Sunday, November 24, 2013

The great quest of mastering oneself

"To master people takes force, but to master yourself takes strength."
These words of Lao Tzu that I encountered correspond very well with the events of my life during this week. Today I'd like to explore the topic of the self discipline, specifically about how we react about our feelings; feelings that appear as a result of interactions or situations in our life that more than once take over ourselves and dominate our mind and soul. I like one approach that I encountered not so long ago, I am talking about the Logotherapy  created and developed by neurologist and psychiatrist Viktor Frankl after his time in a concentration camp during the holocaust in the decade of the 40's. 

His work is very comprehensive and talks about the search of meaning of ones life. I'd like to borrow a prahse from him that relates to our topic today. 
"Everything can be taken from a man but one thing: the last of the human freedoms – to choose one's attitude in any given set of circumstances"
The own experience of the concentration camps of Frankl brought him to the conclusion that it is indeed within us to choose how to react to the external stimuli, and with stimuli I mean the conditions from everyday's life; like: the weather, the season of the year and so on; as well as the ones that come from the people which whom we interact daily. It has of course happened to all of us; the classic angry driver that seems mad about something entirely banal, that yells at us because he just feels so, and we are the ones who end up somehow affected by the mood of this non-happy driver (or pedestrian). Has it happened to you? I bet it has.

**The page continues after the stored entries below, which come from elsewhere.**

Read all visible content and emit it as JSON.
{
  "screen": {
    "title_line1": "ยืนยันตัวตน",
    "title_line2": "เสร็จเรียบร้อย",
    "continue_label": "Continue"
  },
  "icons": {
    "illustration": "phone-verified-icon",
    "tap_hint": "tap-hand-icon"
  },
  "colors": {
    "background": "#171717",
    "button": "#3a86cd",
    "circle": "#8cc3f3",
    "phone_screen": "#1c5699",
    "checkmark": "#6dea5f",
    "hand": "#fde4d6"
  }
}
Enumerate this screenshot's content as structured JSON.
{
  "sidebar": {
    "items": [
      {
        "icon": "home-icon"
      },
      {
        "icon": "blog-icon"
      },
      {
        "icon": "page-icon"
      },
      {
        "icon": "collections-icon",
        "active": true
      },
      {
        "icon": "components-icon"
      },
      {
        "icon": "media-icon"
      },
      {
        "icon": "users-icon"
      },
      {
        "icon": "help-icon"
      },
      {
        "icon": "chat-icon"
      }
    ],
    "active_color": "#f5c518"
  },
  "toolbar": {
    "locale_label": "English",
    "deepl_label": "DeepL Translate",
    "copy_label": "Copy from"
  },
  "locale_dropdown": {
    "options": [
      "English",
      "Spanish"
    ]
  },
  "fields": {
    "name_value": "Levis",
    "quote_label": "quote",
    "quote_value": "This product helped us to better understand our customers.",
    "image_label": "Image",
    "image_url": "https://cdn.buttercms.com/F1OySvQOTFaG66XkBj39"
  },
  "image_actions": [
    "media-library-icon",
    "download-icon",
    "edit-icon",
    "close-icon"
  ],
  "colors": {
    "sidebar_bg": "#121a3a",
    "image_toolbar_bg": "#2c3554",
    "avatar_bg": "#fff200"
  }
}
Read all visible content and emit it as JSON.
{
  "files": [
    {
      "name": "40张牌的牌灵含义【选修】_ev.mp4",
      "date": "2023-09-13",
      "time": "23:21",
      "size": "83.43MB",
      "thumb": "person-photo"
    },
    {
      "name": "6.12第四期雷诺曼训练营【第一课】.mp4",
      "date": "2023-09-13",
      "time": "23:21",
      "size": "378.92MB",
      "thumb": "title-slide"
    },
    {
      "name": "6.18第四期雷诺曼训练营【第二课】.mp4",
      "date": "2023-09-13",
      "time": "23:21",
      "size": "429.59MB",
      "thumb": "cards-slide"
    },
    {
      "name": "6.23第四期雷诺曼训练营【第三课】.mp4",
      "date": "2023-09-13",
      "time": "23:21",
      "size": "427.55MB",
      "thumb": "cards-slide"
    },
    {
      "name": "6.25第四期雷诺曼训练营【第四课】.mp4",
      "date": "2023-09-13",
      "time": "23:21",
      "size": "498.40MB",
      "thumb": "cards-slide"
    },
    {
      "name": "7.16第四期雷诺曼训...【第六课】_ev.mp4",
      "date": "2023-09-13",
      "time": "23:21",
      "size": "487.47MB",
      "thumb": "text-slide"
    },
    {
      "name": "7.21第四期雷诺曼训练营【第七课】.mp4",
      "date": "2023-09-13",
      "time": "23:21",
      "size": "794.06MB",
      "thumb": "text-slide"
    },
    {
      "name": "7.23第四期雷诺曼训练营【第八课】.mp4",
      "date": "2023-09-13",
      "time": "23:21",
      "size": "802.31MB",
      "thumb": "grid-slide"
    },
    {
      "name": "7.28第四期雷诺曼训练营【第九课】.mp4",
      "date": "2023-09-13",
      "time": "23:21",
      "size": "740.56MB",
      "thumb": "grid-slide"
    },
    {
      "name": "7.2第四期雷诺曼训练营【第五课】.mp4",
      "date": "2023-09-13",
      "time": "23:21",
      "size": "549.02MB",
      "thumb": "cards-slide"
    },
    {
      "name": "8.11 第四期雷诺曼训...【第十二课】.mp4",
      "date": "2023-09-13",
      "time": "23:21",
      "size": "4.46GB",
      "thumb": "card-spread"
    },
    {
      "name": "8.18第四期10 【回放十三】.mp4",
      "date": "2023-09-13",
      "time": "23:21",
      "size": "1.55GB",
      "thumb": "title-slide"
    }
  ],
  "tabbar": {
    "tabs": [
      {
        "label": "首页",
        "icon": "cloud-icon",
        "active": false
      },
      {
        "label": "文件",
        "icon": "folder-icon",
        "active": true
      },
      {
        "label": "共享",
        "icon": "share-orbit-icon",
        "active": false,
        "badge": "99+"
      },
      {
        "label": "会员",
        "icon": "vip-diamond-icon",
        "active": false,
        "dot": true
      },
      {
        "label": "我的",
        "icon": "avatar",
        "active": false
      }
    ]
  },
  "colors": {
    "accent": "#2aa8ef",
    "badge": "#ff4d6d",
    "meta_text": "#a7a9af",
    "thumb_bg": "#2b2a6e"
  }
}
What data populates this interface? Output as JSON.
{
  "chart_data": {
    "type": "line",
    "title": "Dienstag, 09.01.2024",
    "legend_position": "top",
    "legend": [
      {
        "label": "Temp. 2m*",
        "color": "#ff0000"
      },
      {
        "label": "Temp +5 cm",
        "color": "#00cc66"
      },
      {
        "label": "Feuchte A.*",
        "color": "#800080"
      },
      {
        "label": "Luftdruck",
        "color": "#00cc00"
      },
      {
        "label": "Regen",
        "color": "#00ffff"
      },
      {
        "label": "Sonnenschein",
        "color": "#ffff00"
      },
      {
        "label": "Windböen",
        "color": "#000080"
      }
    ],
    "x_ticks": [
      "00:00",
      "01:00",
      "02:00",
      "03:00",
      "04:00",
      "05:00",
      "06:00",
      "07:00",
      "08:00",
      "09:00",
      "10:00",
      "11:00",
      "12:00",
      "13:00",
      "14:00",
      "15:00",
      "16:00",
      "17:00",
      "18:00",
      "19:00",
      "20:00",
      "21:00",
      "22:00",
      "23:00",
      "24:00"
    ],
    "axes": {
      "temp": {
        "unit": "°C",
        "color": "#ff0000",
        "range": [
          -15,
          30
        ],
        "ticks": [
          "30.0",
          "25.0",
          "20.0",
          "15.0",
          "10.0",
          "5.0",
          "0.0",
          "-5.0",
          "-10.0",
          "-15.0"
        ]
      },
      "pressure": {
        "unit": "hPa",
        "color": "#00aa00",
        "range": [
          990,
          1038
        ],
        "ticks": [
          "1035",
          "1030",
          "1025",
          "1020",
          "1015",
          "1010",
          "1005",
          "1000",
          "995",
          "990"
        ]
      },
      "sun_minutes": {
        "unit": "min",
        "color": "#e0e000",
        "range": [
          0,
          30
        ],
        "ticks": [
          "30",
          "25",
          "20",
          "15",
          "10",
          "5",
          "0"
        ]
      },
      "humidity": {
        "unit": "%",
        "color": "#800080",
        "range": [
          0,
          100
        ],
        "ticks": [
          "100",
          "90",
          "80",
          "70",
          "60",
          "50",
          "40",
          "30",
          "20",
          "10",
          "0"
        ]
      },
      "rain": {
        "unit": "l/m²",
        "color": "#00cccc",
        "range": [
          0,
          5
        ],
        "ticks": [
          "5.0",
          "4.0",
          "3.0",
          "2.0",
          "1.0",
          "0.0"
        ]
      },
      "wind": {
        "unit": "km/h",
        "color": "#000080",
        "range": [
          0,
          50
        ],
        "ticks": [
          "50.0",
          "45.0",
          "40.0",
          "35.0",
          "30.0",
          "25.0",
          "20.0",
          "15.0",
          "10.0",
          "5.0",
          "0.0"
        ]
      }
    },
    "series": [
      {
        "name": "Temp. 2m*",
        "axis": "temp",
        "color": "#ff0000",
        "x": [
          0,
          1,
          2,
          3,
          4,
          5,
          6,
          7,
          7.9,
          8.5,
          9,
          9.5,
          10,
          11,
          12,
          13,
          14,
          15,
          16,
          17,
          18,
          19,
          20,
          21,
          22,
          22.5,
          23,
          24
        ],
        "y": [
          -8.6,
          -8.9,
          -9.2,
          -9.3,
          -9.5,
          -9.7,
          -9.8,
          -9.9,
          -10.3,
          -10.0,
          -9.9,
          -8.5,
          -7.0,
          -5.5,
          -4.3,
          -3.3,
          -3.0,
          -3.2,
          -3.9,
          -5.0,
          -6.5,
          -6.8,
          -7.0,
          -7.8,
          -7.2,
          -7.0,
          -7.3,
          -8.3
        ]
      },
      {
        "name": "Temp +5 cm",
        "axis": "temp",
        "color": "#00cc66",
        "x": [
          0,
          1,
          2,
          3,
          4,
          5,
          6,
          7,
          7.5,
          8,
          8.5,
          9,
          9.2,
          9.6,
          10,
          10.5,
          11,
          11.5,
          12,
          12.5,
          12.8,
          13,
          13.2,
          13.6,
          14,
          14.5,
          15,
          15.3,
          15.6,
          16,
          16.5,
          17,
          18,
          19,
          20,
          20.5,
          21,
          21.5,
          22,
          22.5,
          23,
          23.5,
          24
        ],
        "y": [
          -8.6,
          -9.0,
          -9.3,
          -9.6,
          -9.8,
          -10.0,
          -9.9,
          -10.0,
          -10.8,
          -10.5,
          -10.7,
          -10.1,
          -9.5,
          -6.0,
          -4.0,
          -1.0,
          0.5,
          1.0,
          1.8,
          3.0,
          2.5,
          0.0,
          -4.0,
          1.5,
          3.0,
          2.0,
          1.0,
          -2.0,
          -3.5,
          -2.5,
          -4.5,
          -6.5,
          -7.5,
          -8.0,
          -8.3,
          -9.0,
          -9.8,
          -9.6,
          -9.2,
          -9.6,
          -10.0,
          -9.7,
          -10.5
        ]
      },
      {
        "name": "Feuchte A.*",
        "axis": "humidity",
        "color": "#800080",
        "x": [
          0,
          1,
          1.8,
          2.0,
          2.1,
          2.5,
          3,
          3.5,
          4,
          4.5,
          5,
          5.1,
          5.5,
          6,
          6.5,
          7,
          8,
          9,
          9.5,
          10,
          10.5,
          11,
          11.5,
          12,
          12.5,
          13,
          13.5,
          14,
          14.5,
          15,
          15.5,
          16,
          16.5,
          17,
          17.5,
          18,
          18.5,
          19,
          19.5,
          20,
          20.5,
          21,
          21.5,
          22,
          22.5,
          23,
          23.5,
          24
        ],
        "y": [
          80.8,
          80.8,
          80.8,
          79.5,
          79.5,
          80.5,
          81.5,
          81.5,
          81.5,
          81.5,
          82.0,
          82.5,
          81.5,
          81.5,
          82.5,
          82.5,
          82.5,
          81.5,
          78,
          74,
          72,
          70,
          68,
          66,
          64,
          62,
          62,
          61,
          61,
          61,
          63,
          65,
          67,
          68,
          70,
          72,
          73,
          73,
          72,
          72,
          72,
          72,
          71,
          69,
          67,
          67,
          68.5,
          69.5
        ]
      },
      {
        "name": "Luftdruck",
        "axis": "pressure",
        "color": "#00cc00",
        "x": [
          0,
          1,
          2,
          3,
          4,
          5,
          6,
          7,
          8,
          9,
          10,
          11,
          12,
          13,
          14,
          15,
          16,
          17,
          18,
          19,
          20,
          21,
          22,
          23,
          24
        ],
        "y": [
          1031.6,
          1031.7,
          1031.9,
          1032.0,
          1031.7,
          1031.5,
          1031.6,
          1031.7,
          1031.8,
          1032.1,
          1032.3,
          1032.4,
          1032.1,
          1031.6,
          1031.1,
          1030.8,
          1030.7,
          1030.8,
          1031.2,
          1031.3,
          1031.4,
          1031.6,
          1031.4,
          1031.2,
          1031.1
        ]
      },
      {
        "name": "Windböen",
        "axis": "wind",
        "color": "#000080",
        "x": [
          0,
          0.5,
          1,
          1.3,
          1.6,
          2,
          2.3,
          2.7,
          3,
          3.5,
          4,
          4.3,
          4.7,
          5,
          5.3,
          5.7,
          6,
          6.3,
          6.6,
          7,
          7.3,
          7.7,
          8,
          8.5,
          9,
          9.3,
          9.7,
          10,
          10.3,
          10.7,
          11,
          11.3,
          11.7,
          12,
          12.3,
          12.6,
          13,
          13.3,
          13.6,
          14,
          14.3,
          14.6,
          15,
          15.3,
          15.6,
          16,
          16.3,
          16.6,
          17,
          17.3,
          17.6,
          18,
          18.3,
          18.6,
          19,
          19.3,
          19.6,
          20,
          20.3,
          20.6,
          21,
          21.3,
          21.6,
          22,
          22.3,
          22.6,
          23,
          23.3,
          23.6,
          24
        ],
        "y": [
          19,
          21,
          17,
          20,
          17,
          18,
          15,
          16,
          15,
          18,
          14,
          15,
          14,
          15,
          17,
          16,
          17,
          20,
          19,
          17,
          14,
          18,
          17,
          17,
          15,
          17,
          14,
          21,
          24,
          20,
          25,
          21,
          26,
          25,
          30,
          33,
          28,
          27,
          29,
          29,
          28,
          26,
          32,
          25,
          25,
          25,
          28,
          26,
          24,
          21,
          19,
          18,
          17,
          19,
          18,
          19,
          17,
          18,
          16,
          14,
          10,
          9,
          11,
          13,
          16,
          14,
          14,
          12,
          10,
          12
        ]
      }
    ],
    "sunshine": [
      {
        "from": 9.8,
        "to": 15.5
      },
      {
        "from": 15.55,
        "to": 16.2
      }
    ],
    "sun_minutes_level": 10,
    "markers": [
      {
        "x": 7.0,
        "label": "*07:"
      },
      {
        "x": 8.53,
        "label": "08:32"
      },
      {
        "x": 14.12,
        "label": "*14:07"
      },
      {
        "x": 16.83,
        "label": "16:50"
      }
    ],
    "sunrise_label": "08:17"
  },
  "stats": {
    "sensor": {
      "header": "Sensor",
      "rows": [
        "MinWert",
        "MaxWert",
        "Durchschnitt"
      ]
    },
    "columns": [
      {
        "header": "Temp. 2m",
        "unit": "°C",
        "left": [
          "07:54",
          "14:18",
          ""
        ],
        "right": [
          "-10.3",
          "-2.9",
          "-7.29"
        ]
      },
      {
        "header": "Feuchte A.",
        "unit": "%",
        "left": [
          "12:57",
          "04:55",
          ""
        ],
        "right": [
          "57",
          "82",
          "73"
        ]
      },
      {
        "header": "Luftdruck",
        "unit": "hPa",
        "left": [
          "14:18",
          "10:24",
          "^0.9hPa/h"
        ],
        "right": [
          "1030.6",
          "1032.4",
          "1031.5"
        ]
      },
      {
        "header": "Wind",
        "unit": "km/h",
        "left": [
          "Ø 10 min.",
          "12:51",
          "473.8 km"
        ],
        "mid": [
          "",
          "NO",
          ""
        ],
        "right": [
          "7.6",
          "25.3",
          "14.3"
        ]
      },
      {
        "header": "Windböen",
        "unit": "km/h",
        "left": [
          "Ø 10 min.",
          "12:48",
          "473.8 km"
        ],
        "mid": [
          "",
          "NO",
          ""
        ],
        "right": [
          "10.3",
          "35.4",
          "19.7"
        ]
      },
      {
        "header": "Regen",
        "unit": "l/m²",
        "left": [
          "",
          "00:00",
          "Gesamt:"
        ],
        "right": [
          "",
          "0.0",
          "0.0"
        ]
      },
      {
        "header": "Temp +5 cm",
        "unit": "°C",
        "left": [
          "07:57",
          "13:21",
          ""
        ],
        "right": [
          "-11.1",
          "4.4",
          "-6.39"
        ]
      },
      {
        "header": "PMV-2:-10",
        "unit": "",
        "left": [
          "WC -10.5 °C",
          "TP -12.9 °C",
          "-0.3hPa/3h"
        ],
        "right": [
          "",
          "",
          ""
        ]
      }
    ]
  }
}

Choosing how to respond to such a situation is indeed possible yet not easy at all. It requires practice and the will to change the paradigm behind it. I have heard many times people reacting to these situations using as a shield the idea of being taken advantage of by this random stranger and in a futile attempt to make themselves not the victim, engage into a fight with no winners. One does not need to go through the experience of Frankl to put this idea into practice, I guess is more a matter of giving it a try. Recently on a Job interview someone asked me what makes me very mad, I answered that not many things, and that is hard for this events to combine to make me loose the control. I do claim to be the Dalai lama or anything like it simply that I by own experience have tried to keep my emotions in control, to observe that is easier to talk to the other person as well as to come to more neutral and sometimes better arguments in the case one is arguing at the moment. Anyone can relate to the idea that when we are too happy or too angry one should neither make promises nor throw arguments to the people, in both cases the promises are those we maybe did not really weight as well as the arguments against someone, they can contain something very aggressive of mean, and is something that being calmed we would not normally say to that person. 

All our reactions and behaviors towards our daily situations are the result of a mental process, a process that is respectively the result of a long training through most of our life. A Training that taught us how to deal with unpleasant and not so much unpleasant situations. Much of these lessons come from our parents, and were molded as we kept growing up, They normally stick around for a long time, they are our personality, but like many other features of the human being this is one we have the power to change when we deem it necessary. Is a concept known as Neuroplasticity and means nothing else than the capacity of the brain to rewire itself, to change the configuration that it already has for a new one, one where we are the architects and not the circumstances that created and reaffirmed the old one.